Description : Du Cheval Vitesse, Endurance et Beauté

Dans les étendues infinies de l'Arabie préislamique, le cheval, al-faras (الفَرَس), n'était pas un simple animal mais le prolongement de l'âme du Bédouin. Compagnon de raid, de chasse et de voyage, sa valeur se mesurait à l'aune de trois vertus cardinales : une vitesse fulgurante, une endurance à toute épreuve et une beauté qui inspirait les plus grands poètes.

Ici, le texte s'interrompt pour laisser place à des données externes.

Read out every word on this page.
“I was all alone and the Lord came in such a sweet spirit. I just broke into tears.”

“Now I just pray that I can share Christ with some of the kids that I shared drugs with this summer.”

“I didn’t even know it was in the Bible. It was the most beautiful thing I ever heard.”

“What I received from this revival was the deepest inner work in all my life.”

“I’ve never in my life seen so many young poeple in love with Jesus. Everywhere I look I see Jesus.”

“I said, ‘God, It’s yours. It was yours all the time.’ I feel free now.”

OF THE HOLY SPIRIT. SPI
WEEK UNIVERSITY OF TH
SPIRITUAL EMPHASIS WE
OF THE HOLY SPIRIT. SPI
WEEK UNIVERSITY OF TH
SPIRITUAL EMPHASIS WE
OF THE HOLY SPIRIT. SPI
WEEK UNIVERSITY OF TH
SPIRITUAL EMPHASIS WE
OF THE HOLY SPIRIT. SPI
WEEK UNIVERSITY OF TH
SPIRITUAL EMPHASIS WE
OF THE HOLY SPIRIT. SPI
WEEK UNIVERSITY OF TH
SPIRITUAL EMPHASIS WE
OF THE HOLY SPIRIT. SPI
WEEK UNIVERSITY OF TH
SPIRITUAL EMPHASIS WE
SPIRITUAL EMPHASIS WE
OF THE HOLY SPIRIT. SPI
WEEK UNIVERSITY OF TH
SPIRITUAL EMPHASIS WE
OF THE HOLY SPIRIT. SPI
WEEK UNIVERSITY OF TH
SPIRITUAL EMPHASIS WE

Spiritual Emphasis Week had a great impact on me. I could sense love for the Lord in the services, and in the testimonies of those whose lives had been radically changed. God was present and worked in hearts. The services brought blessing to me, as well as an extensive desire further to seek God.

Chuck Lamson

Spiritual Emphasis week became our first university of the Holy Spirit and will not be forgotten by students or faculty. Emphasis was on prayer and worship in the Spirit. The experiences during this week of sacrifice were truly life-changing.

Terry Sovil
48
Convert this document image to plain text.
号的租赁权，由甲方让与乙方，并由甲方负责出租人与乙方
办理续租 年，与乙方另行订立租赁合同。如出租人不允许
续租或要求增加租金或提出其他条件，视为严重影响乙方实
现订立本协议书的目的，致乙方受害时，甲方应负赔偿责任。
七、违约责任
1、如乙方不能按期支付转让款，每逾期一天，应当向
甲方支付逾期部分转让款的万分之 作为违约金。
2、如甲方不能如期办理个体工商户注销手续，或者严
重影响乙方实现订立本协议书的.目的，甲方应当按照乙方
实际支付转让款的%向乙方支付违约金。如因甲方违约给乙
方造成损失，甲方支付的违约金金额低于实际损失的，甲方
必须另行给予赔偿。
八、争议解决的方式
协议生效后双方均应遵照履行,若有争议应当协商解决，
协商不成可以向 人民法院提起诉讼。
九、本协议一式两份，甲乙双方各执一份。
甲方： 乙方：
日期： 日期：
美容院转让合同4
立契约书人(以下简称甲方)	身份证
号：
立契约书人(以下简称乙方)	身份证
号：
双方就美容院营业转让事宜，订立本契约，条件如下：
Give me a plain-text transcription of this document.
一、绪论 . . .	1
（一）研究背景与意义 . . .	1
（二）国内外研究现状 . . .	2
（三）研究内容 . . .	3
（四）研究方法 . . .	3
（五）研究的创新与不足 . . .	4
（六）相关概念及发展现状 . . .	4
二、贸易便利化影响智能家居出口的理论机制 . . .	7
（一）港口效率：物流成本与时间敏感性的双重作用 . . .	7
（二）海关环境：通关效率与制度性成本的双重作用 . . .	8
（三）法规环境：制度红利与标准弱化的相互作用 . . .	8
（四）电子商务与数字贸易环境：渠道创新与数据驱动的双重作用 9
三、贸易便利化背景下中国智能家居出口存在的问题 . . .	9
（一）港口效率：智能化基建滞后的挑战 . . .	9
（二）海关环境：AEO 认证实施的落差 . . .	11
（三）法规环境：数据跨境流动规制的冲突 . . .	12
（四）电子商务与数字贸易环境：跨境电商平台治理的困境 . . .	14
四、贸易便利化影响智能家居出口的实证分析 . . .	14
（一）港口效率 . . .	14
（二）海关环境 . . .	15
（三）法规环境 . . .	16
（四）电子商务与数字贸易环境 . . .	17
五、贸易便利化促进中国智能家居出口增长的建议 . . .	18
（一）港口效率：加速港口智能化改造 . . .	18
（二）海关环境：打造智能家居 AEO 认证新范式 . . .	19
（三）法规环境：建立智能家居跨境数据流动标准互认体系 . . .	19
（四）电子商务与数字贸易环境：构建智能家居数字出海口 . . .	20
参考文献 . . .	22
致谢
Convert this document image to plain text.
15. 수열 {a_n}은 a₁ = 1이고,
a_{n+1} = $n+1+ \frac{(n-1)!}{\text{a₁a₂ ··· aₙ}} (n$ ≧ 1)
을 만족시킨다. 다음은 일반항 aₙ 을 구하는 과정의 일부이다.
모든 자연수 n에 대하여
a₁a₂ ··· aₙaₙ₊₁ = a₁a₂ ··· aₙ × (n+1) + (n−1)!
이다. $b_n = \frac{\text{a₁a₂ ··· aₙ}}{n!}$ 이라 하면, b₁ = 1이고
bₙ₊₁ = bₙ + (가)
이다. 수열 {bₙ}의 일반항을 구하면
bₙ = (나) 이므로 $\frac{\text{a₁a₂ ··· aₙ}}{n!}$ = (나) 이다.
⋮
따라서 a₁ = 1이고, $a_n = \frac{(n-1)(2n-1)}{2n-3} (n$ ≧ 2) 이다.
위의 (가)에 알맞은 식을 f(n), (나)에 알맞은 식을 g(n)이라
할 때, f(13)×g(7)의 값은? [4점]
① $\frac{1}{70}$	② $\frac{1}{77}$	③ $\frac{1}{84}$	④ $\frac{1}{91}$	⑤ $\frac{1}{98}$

La Vitesse, Souffle du Désert

Pour le poète et le guerrier de la Jāhiliyya, la vitesse du cheval n'était pas une simple mesure de performance ; elle était une force élémentaire, une manifestation tangible de la puissance. Un cheval rapide était la meilleure garantie de survie, que ce soit pour fondre sur l'ennemi lors d'un raid (ghazw) ou pour s'échapper d'une situation périlleuse. Cette célérité transcendait le physique pour devenir une métaphore poétique omniprésente.

L'Épreuve de la Chasse et du Raid (Al-Ghazw)

La vie dans le désert était rythmée par la nécessité. La chasse à la gazelle ou à l'oryx exigeait une monture capable de pointes de vitesse explosives et de changements de direction instantanés. De même, le succès des raids, essentiels à l'économie tribale, dépendait de l'effet de surprise et de la capacité à se replier rapidement. Le cheval était donc l'arme principale, et sa vitesse, le fil tranchant de cette arme.

Une Comparaison avec les Éléments

Les poètes puisaient dans la nature environnante pour décrire l'allure de leurs coursiers. Le célèbre poète Imru' al-Qays, dans sa Mu'allaqa, compare son cheval à un torrent dévalant une pente, à un roc qu'une crue emporte, soulignant non seulement sa rapidité mais aussi la force irrésistible de sa course. Le cheval n'est plus un animal, il est le vent, l'éclair, la fureur de l'eau.

L'Endurance, Vertu Cardinale du Voyageur

Si la vitesse était cruciale pour l'instant de l'action, l'endurance était la qualité qui définissait le quotidien. Le désert arabe est un environnement impitoyable où les distances sont immenses, l'eau rare et le soleil écrasant. Seul un animal d'une résistance exceptionnelle pouvait y prospérer et servir l'homme.

Le Compagnon des Longues Traversées

Le cheval arabe était réputé pour sa capacité à parcourir de longues distances avec un minimum de nourriture et d'eau. Cette sobriété était une qualité aussi prisée que la vitesse. Un lien profond, quasi fraternel, se nouait entre le cavalier et sa monture au fil des jours passés à traverser ensemble des étendues arides. Le cheval endurant n'était pas un outil, mais un partenaire de survie, dont la résistance inspirait respect et affection.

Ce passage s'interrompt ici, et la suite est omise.